Литта поглядела на него удивленно. С чего он так рассердился? Простая шутка…

– Витя! – обратился вдруг Сменцев к тихонькому, забытому всеми мальчику. – Что вы тут? Пойдемте гулять. Со мной, в аллею, к часовне…

Но Витя не двигается, смотрит исподлобья, морщит реденькие, светлые брови.

– Витя! – сердится Алексей Алексеевич. – Что же ты, не слышишь? Иди с дядей.

– Не хочу. Не выйдет, папа.

– Что такое не выйдет?

– Да вот не хочу. И к чему это лгать? Какой он мне дядя? Сами же не велите все лгать, а потом «дядя, дядя».

Хованский удивился и с любопытством поглядел на сына.

– Да зови Романа Ивановича, как хочешь. Но будь вежлив.

– Я, папа, вежлив. Но я не хочу идти с ним. Вот и все.

Вступился Роман Иванович.

– Я просто предложил, Витя. Сказали бы, что не расположены.

Витя поглядел на него, открыл рот и молчал. Хотелось, нужно было сказать много, но слова не говорились.

– Иди тогда к маме, – сердито сказал отец.

Мальчик сорвался с места, но не пошел в комнаты, а насильственно прыгая, ринулся в сад, в темнеющую березовую аллею.

– Однако с норовом мальчишка! – проворчал Алексей Алексеевич. – Пессимист, и непонятности какие-то в нем.

Литта, все время молчавшая, поднялась со стула и пошла в сад, за Витей. Проходя, бросила короткий взгляд на Сменцева, усмехнулась:

– Не любит он таки вас, непонятный этот пессимист.

И прошла в глубь сада, под березы. Роман Иванович слышал ее тихие слова, пожал плечами, точно Витя, улыбнулся. «Не любит!» Глупенькая, злая, упрямая девочка. Много ты понимаешь.

Глава третьяК жениху-богомольцу

Наверху, в своей просторной белой комнате, кругловатой (потому что в башне), сидит за столом Литта и пишет письмо.

Белые шторы не спущены. Одно окно совсем раскрыто. Сырая, светло-серая северная ночь за окном. Внизу в просвете между березами уже краснеет тонкая полоска неба.

Литта пишет письмо не на листке почтовой бумаги, а в толстой синей тетрадке. В начале тетрадки несколько страниц оторвано.

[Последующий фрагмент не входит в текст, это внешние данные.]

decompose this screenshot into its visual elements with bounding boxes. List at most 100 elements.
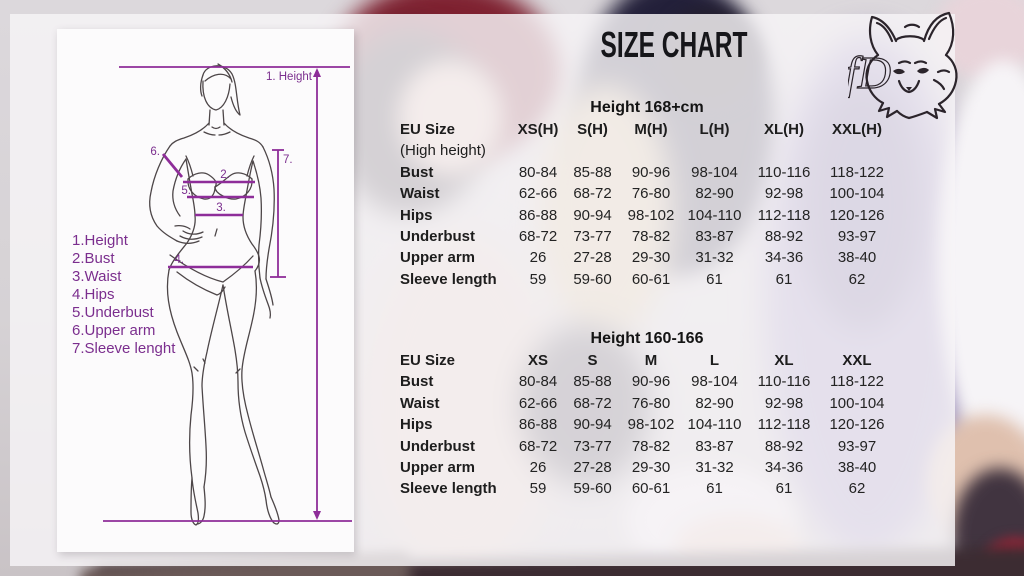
row-label: Underbust [400,437,475,455]
measurement-legend: 1.Height 2.Bust 3.Waist 4.Hips 5.Underbu… [72,232,175,358]
table-cell: 68-72 [518,437,558,455]
table-cell: 26 [529,459,547,477]
legend-item: 3.Waist [72,268,122,285]
table-cell: 31-32 [695,459,734,477]
table-cell: 83-87 [695,437,734,455]
table-cell: 38-40 [837,249,877,267]
row-label: Waist [400,185,440,203]
table-cell: 60-61 [631,480,671,498]
table-cell: 90-94 [573,416,612,434]
body-sketch [149,63,280,526]
table-row: Upper arm 26 27-28 29-30 31-32 34-36 38-40 [400,247,894,268]
table-cell: 76-80 [631,394,671,412]
row-label: Upper arm [400,249,476,267]
table-cell: 82-90 [695,185,734,203]
table-cell: 110-116 [757,163,811,181]
table-cell: 112-118 [757,416,811,434]
table-cell: 78-82 [631,228,671,246]
column-header: L [709,352,720,369]
column-header: XL [774,352,794,369]
table-row: Sleeve length 59 59-60 60-61 61 61 62 [400,269,894,290]
table-cell: 98-104 [691,373,738,391]
table-cell: 100-104 [829,185,885,203]
row-label: Hips [400,416,433,434]
column-header: XS(H) [517,121,559,138]
column-header: XXL [842,352,872,369]
table-cell: 82-90 [695,394,734,412]
size-table-height-160-166: Height 160-166 EU Size XS S M L XL XXL Bust 80-84… [400,328,894,500]
bust-marker-label: 2. [220,169,230,181]
table-cell: 90-96 [631,373,671,391]
legend-item: 7.Sleeve lenght [72,340,176,357]
column-header: XXL(H) [832,121,882,138]
table-cell: 68-72 [518,228,558,246]
table-cell: 93-97 [837,228,877,246]
table-cell: 61 [775,270,793,288]
legend-item: 1.Height [72,232,128,249]
table-cell: 112-118 [757,206,811,224]
table-cell: 73-77 [573,437,612,455]
size-row-label: EU Size [400,121,456,138]
row-label: Sleeve length [400,480,497,498]
table-cell: 104-110 [687,206,742,224]
table-subheader-row: (High height) [400,140,894,161]
legend-item: 2.Bust [72,250,115,267]
fox-logo-icon: fD [844,11,958,120]
table-cell: 59-60 [573,480,612,498]
table-row: Sleeve length 59 59-60 60-61 61 61 62 [400,478,894,499]
table-cell: 120-126 [829,416,885,434]
size-row-sublabel: (High height) [400,142,486,160]
table-row: Underbust 68-72 73-77 78-82 83-87 88-92 93-97 [400,436,894,457]
table-cell: 98-102 [627,416,675,434]
logo-initials: fD [848,47,891,98]
row-label: Bust [400,373,434,391]
size-table-height-168: Height 168+cm EU Size XS(H) S(H) M(H) L(H) XL(… [400,97,894,290]
table-cell: 27-28 [573,249,612,267]
column-header: L(H) [699,121,730,138]
table-cell: 61 [706,270,723,288]
table-cell: 60-61 [631,270,671,288]
table-cell: 68-72 [573,394,612,412]
table-cell: 62-66 [518,185,558,203]
table-row: Waist 62-66 68-72 76-80 82-90 92-98 100-104 [400,183,894,204]
table-header-row: EU Size XS(H) S(H) M(H) L(H) XL(H) XXL(H) [400,119,894,140]
table-cell: 62 [848,270,866,288]
measurement-marks [103,66,352,522]
table-cell: 61 [775,480,793,498]
table-row: Waist 62-66 68-72 76-80 82-90 92-98 100-104 [400,393,894,414]
table-cell: 62 [848,480,866,498]
row-label: Underbust [400,228,475,246]
table-cell: 86-88 [518,416,558,434]
table-row: Hips 86-88 90-94 98-102 104-110 112-118 120-12… [400,205,894,226]
table-cell: 27-28 [573,459,612,477]
table-cell: 85-88 [573,163,612,181]
hips-marker-label: 4. [174,254,184,266]
table-cell: 68-72 [573,185,612,203]
table-cell: 85-88 [573,373,612,391]
table-cell: 92-98 [764,185,804,203]
table-cell: 26 [529,249,547,267]
table-title: Height 168+cm [590,99,704,116]
table-cell: 98-102 [627,206,675,224]
column-header: M [644,352,658,369]
measurement-number-labels: 1. Height 2. 5. 3. 4. 6. 7. [150,71,312,266]
table-cell: 29-30 [631,249,671,267]
table-cell: 62-66 [518,394,558,412]
table-row: Bust 80-84 85-88 90-96 98-104 110-116 118-122 [400,162,894,183]
table-cell: 98-104 [691,163,738,181]
table-cell: 118-122 [830,163,884,181]
row-label: Bust [400,163,434,181]
size-row-label: EU Size [400,352,456,369]
table-row: Underbust 68-72 73-77 78-82 83-87 88-92 93-97 [400,226,894,247]
table-cell: 90-94 [573,206,612,224]
table-title: Height 160-166 [590,330,704,347]
table-cell: 29-30 [631,459,671,477]
table-cell: 38-40 [837,459,877,477]
table-cell: 86-88 [518,206,558,224]
column-header: S [587,352,598,369]
table-row: Hips 86-88 90-94 98-102 104-110 112-118 120-12… [400,414,894,435]
table-cell: 78-82 [631,437,671,455]
table-cell: 80-84 [518,373,558,391]
table-cell: 88-92 [764,228,804,246]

«Милый мой, вот и второе письмо пишу тебе. То, первое, я уже вырвала из тетрадки и уничтожила; я уже отлично знаю его наизусть. Ты все удивляешься странностям моей памяти; а я рада, что такая зубрилка. Могу писать тебе под свежими впечатлениями и притом знать, что ты письмо непременно прочтешь, хотя пишу в России, никуда не пошлю, через день сожгу. Верно и надежно перевезу через границу – в своей памяти, забуду разве тогда, когда слово в слово отдам тетрадочке, такой же, как эта, но ее уже ты прочтешь. Рада, рада, что так запоминаю написанное, что могу поэтому каждый день с тобою беседовать. После не рассказала бы так.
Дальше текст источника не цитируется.